Или все это ей приснилось?
В мешочек собрали фенечки, положили ему в нагрудный карман пиджака. Бисер сплетенных нот, слов, лиц, встреч, улыбок и слез собрали и положили ему в нагрудный карман пиджака. Струны и медиатор… Очки, в которых Он выходил на сцену… Провожали в последний путь.

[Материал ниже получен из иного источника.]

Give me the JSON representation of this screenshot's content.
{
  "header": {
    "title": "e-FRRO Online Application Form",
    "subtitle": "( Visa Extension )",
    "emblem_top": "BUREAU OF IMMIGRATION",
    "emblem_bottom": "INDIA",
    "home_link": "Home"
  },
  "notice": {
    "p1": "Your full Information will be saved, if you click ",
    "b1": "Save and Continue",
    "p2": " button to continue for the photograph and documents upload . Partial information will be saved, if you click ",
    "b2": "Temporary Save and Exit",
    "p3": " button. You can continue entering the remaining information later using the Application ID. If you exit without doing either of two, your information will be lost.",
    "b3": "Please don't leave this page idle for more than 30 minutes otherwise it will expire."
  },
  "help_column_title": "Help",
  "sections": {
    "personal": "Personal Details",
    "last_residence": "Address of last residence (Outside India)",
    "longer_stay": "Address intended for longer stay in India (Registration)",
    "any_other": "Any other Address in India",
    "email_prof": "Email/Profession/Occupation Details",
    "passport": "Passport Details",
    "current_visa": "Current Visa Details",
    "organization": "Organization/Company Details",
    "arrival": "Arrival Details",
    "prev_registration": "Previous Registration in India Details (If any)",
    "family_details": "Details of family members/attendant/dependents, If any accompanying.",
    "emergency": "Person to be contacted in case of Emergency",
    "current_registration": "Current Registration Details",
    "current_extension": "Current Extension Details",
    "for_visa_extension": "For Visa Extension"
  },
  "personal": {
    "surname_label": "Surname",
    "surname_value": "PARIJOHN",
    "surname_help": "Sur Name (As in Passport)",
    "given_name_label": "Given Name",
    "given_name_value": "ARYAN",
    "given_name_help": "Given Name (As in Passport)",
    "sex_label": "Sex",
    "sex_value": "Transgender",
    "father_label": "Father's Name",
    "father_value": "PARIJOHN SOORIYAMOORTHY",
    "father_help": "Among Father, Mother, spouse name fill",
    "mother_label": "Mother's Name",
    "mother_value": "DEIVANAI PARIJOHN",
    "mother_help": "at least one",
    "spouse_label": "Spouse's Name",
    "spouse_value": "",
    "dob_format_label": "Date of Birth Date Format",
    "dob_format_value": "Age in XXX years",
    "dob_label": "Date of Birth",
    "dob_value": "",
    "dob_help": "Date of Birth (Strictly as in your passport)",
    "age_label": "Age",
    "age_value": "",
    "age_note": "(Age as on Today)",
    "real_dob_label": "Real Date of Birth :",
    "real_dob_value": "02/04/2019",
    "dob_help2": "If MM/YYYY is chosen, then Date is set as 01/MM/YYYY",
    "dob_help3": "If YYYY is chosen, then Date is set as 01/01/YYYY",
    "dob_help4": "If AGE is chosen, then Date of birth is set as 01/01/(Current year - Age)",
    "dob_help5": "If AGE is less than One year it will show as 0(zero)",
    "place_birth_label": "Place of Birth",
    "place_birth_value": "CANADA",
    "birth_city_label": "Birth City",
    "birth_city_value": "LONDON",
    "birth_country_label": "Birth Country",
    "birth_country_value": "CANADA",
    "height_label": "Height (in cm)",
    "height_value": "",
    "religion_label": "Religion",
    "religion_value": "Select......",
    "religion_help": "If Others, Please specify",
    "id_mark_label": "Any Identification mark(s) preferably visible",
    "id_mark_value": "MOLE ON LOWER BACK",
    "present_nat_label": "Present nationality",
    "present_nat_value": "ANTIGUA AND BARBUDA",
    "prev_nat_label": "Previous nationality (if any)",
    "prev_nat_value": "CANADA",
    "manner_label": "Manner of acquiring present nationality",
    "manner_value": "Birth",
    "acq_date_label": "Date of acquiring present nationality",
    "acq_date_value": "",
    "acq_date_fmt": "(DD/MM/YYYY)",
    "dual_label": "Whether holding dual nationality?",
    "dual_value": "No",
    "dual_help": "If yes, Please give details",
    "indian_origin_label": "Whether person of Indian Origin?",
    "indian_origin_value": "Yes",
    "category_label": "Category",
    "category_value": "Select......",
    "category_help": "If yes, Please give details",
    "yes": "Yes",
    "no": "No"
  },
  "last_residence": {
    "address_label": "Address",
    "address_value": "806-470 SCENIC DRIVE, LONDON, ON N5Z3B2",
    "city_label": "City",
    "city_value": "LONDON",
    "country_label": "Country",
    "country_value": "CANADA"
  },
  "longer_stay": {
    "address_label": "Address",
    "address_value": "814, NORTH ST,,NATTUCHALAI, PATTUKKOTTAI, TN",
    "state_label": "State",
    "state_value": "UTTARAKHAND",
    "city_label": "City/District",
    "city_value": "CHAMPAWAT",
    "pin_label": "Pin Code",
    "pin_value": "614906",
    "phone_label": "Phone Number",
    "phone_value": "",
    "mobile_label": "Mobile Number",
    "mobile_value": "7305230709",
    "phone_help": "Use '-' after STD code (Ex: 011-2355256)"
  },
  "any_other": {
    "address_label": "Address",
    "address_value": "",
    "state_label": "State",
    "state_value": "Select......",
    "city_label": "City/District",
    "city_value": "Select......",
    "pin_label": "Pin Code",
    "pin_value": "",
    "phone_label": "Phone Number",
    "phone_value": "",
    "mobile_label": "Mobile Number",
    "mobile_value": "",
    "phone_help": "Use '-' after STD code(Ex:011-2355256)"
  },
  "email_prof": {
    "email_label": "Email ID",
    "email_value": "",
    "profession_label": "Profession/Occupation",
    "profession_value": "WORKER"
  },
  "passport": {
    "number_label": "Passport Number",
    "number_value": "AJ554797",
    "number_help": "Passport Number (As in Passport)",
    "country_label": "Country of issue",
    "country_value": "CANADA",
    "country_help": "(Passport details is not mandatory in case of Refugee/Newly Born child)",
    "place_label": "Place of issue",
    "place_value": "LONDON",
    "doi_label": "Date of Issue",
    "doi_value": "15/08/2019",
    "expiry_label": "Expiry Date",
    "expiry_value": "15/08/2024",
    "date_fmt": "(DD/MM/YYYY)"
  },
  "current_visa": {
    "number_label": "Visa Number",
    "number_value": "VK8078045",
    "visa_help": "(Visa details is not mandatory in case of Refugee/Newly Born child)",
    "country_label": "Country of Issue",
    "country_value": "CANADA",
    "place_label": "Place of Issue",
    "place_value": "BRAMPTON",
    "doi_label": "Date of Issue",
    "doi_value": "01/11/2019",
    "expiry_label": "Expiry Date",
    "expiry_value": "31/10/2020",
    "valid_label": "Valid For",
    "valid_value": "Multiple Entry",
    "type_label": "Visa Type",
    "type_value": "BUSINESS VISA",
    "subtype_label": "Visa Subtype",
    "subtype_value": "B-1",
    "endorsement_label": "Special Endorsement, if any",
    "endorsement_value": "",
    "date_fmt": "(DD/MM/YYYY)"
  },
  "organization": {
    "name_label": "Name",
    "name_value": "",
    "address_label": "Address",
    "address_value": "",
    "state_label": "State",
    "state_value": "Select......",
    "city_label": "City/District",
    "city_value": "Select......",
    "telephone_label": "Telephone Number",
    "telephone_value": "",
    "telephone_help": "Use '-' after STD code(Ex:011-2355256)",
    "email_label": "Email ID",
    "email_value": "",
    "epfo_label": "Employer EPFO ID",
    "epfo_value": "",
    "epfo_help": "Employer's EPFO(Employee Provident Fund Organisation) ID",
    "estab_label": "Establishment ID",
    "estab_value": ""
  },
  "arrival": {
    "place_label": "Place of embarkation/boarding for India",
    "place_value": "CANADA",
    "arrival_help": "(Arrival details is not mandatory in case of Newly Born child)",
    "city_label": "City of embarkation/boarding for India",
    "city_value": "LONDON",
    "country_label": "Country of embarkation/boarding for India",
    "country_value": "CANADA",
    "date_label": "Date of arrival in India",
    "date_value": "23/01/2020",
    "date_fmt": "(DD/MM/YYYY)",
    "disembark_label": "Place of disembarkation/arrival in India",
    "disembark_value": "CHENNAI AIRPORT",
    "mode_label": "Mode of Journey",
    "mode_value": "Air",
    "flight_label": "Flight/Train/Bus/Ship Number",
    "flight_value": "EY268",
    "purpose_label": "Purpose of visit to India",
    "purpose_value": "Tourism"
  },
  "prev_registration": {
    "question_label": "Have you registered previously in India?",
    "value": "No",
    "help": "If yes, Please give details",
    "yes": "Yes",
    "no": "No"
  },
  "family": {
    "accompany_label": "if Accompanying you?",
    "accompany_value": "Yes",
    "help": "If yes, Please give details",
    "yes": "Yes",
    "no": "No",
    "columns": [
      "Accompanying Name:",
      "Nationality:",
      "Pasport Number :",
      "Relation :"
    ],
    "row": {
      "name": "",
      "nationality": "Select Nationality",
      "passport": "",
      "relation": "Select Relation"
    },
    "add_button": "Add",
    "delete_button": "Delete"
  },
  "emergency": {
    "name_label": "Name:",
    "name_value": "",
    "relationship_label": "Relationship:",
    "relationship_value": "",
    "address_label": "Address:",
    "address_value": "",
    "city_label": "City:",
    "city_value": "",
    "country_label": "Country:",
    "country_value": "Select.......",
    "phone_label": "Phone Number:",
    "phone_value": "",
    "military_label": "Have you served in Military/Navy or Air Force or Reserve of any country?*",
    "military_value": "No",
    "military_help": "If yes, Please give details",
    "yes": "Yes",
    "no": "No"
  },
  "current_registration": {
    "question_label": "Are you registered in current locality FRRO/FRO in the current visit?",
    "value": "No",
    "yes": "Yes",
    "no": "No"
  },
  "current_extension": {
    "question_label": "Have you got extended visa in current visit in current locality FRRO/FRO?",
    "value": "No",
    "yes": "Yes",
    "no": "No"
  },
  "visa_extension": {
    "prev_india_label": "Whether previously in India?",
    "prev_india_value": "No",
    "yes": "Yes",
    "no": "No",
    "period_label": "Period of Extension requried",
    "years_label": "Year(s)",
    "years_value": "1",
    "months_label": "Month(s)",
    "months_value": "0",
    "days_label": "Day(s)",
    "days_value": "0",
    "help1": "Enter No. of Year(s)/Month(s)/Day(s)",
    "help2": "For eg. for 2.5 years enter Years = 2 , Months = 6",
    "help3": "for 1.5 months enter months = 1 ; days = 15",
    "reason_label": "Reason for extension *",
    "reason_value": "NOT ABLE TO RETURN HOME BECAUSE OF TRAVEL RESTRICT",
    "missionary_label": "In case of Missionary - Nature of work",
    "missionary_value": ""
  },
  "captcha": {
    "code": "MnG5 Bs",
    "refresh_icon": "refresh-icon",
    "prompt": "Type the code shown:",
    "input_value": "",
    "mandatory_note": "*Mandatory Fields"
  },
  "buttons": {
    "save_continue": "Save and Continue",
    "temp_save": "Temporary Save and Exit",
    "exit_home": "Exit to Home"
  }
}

Сколько народу… Ты видишь, сколько народу? Почему же ты думал, что никому не нужен тут? От слез в глазах темно, и твой электрический бог не может одолеть этого мрака. Где его свет, где? Или ты унес его весь с собой? Как струны, как медиатор, как бисерные фенечки сплетенных нот, слов, лиц, встреч, улыбок и слез?
Обожженные запястья спрятаны под белые манжеты. Уже никто не спрашивает, как, не спрашивает, почему – молча глотают отчаяние. Ты видишь? Ты видишь, комната не вмещает всех, кто хотел бы, чтобы ты был жив. Теснятся, жмутся друг к другу, слипаются, и горе пускает корни и всходит невысказанным, невыплеснутым, невыплаканным. Душно. Шорох и шепот, всхлипы и сдавленный плач.
К родителям подошел его друг и ученик, игравший вместе с братом в школьном ВИА, за ним следовал бородатый человек в тюбетейке. Друг что-то сказал им тихо, почти шепотом. «А разве можно? – сквозь слезы спросила Мама, - Он же самоубийца…» Бородатый человек склонил голову набок и тихо произнес: «Он был хорошим человеком. Хорошего человека можно». И, получив согласие, устроился на стуле в углу комнаты, открыл книгу и стал читать нараспев. Гортанные переливы арабской вязи взметнули в небо вершины гор, укутали их облаками, растерли на фоне их синеву и впрыснули в нее яркое солнце. Спеленали, убаюкали, посулили горний мир и тропу, ведущую в райские кущи. И сердце тонуло в омуте покоя, смыкая над собою гладь забытья.
Или это ей только приснилось?
Она смотрела из мрака сознания сквозь узкую щелку. Кажется, качнулись, отхлынули, затаили дыханье. Кажется, несколько человек подошли, склонились, подняли на руки гроб и понесли. Кажется, потекли следом, как кровь из вспоротой вены, и опустело… все опустело… Кажется, ждали чего-то под снегом… Или это с неба сыпались звезды? Кажется, было темно, но, может быть, только казалось… Кажется, ехали в крытой машине, и хвоя венка царапала щеку… Кажется, глаза ее закрылись плотнее, чем крышка гроба…
Ей снился сон.
Серые сумерки сгрызли мир, вылизали мир до состояния чистого поля. В чистом поле, в сером снегу проковыряны черные ямы. К одной из них тянутся и тянутся люди. Выплескиваются из машины и текут медленно, как черная струйка выкипающей боли. Остановились, запенились у края могилы. Могила… Она, конечно, не от слова «мгла», но в мире живых нет ничего темнее и беспросветней.